Lab 9.5 — Synthetic QPSK replay and constellation analysis¶
Goal¶
In this lab, the student follows a fully reproducible IQ-data workflow without the publication risks of real off-air content:
- generate a synthetic QPSK dataset;
- read CI16 IQ samples;
- build constellation and spectrum previews;
- produce JSON metrics;
- connect the result to an engineering report.
This lab complements the real RTL-SDR/Zynq observations. Real captures prove the practical RF path, while the synthetic QPSK fixture provides a legally clean and deterministic signal for CI and teaching.
Input artifacts¶
| Artifact | Purpose |
|---|---|
datasets/demo_qpsk_capture/manifest.yaml |
dataset and signal-parameter description |
datasets/demo_qpsk_capture/metrics.json |
generator metrics snapshot |
tools/generate_demo_qpsk_dataset.py |
deterministic CI16 QPSK generator |
tools/analyze_demo_qpsk_dataset.py |
dataset analyzer and preview asset generator |
reports/demo_qpsk_dataset_analysis.md |
reviewer-facing report example |
Reproduction commands¶
Run from the repository root:
python tools/generate_demo_qpsk_dataset.py
python tools/analyze_demo_qpsk_dataset.py
If the CI16 file is missing, let the analyzer generate it automatically:
python tools/analyze_demo_qpsk_dataset.py --generate-if-missing
Expected output files¶
| File | What to check |
|---|---|
datasets/demo_qpsk_capture/demo_qpsk_capture.ci16 |
locally generated IQ payload, not committed |
datasets/demo_qpsk_capture/analysis_summary.json |
sample count, EVM, CFO and bandwidth metrics |
docs/assets/demo_qpsk_constellation.svg |
four compact QPSK clusters |
docs/assets/demo_qpsk_spectrum.svg |
synthetic QPSK spectrum preview |
Acceptance metrics¶
Minimal acceptance criteria:
| Metric | Expected value |
|---|---|
num_samples |
16384 |
num_symbols |
2048 |
sample_rate_hz |
2400000 |
evm_rms_percent |
< 0.01 |
abs(cfo_estimate_hz) |
< 1.0 |
Engineering interpretation¶
If the metrics pass the thresholds, then:
- the CI16 format is read correctly;
- the I/Q order is not swapped;
- symbol sampling is consistent with
samples_per_symbol; - the constellation has the expected QPSK structure;
- the analyzer can be used as a baseline smoke test for future real-capture analyzers.

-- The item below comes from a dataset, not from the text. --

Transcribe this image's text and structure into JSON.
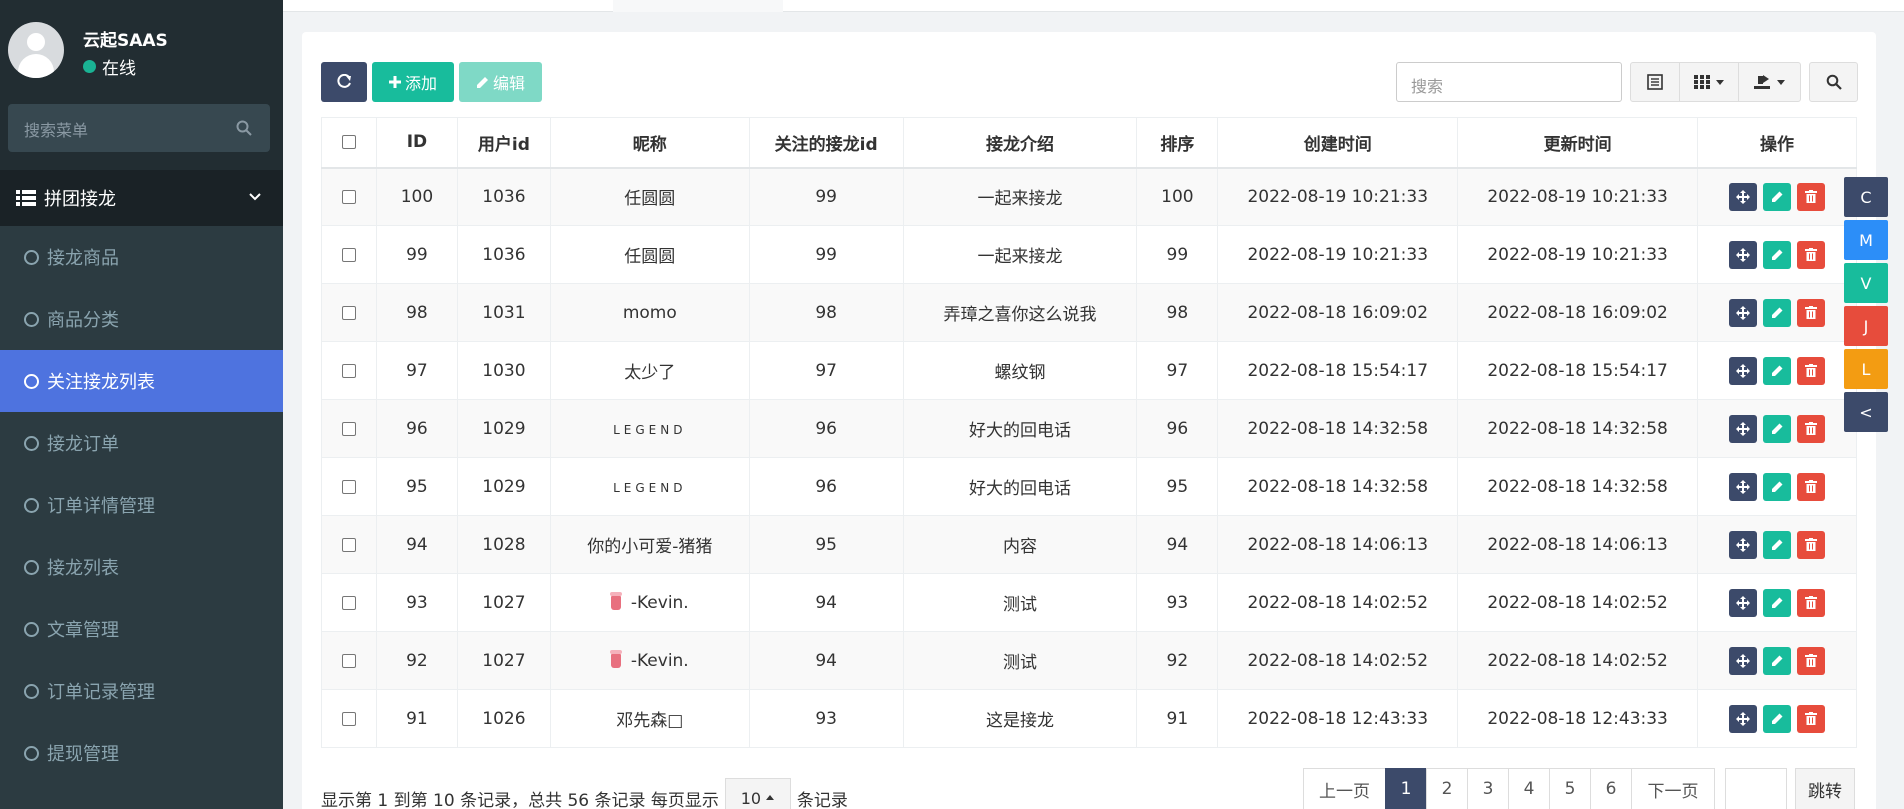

Impairment bridge to later labs¶
The ideal synthetic QPSK fixture is useful as a reference. The next learning step is to intentionally add impairments and observe how they appear in the same metrics and plots.
| Impairment | What happens to the signal | What to inspect in the analysis | Related block |
|---|---|---|---|
| CFO | the constellation rotates from symbol to symbol | increasing cfo_estimate_hz, smeared clusters |
Block 8.1 CFO estimation/correction |
| Phase offset | all QPSK points rotate by a constant angle | rotated constellation while clusters stay compact | Block 8.2 Phase offset correction |
| Timing offset | samples are taken away from the symbol center | increasing EVM, degraded clusters, eye/symbol error | Block 8.3 Timing recovery |
| AWGN | points spread around the ideal constellation locations | increasing evm_rms_percent, lower SNR estimate |
Block 7.3 / Block 8 sync metrics |
| DC offset | the constellation shifts away from zero | non-zero mean_i_normalized and mean_q_normalized |
Block 6.5 RF impairment calibration |
| IQ imbalance | the constellation is stretched/skewed and image energy appears | asymmetric clusters and image component in the spectrum | Block 6.5 / Zero-IF artifacts |
Minimal experiment sequence:
- keep the ideal-QPSK
analysis_summary.jsonas the baseline; - add one impairment at a time;
- rerun the analyzer;
- compare EVM, CFO, mean I/Q, spectrum and constellation;
- document which metric exposed the problem first.
This connects Block 9 to the synchronization and RF-calibration parts of the course. The same dataset first acts as a clean reference and then becomes a controlled test signal for compensation algorithms.
What to include in the lab report¶
The lab report should include:
- reproduction commands;
- a short excerpt from
analysis_summary.json; - constellation preview;
- spectrum preview;
- a short explanation of why a synthetic dataset is useful next to real RF captures;
- a baseline-vs-one-impairment table when doing the extended task.
CI connection¶
This lab is covered by:
.github/workflows/qpsk_demo_analysis.yml
The CI workflow checks that the dataset is generated, the analyzer runs, output files are created and key metrics stay within thresholds.
Next step¶
After this lab, add a controlled-impairment script for CFO, DC offset, IQ imbalance, AWGN and timing offset. This turns the ideal QPSK fixture into a test bench for synchronization and RF-calibration checks.